Le travail n’est plus de peindre une peau et de créer une enveloppe sur un corps.
Il y a comme une inversion : la recherche de la ressemblance crée la peinture.
Des portraits aujourd’hui :
Quand je regarde les portraits classiques de la peinture je me demande comment ces personnes seraient peintes aujourd’hui. Qu’est ce que la peinture, aujourd’hui, peut dire de notre temps et de la pensée d’un peintre sur son propre médium…
Dans la première série de portraits, Clara&Co, 4 jeunes filles sont choisies pour modèle. Elles sont photographiées, je leur demande de poser sans prendre « la pose ». Elles portent leurs vêtements et accessoires quotidiens. Je leur dis d’être là sans regard particulier. Je choisi quelques clichés où j’ai la sensation que la photo « ressemble » à la personne.
La prochaine série, Mathilde, se portera sur un seul modèle. J’espère ainsi entrer complètement dans la peinture en restant concentrer sur une seule personne.
Le travail technique
Les modèles sont photographiés par un professionnel, je m’assure ainsi de la qualité du grain de la photo et de la peau.
Je transforme en croquis les photos des modèles et je les agrandis.
Par couches fines et transparentes, avec un long temps de séchage entre chaque couche, je place les volumes, les lumières. J’essaie de comprendre comment les volumes se prolongent les uns dans les autres. Puis je dois dépasser ce stade que j’appelle « dessin » pour entrer plus profondément dans la peinture.
A ce moment là je dois décider de la pâte (quels pigments, huile, agglutinant et diluant) pour peindre sur ce fond (la toile, l’enduit et les premières couches de peintures qui forme le « dessin »). La peau n’est pas une couleur mais une matière colorée résultant de plusieurs fines couches de matière.
Avec ma technique propre, j’espère faire advenir la ressemblance au portrait, c'est-à-dire de capter et recréer un regard qui vient de l’intérieur de la peinture et de la personne. Toute la toile devient regard.

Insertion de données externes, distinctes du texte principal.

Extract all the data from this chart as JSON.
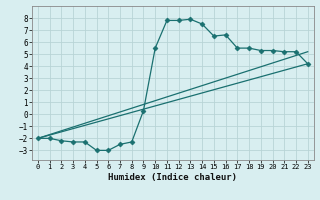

Il m’est arrivé en voyant un modèle de me dire qu’elle ne se ressemblait pas, que la peinture lui ressemblait plus qu’elle ne se ressemblait elle-même, drôle de sensation… j’avais tellement regardé et essayé de comprendre ce visage, son expression et son regard que la peinture est devenue la réalité et la personne l’image du portrait.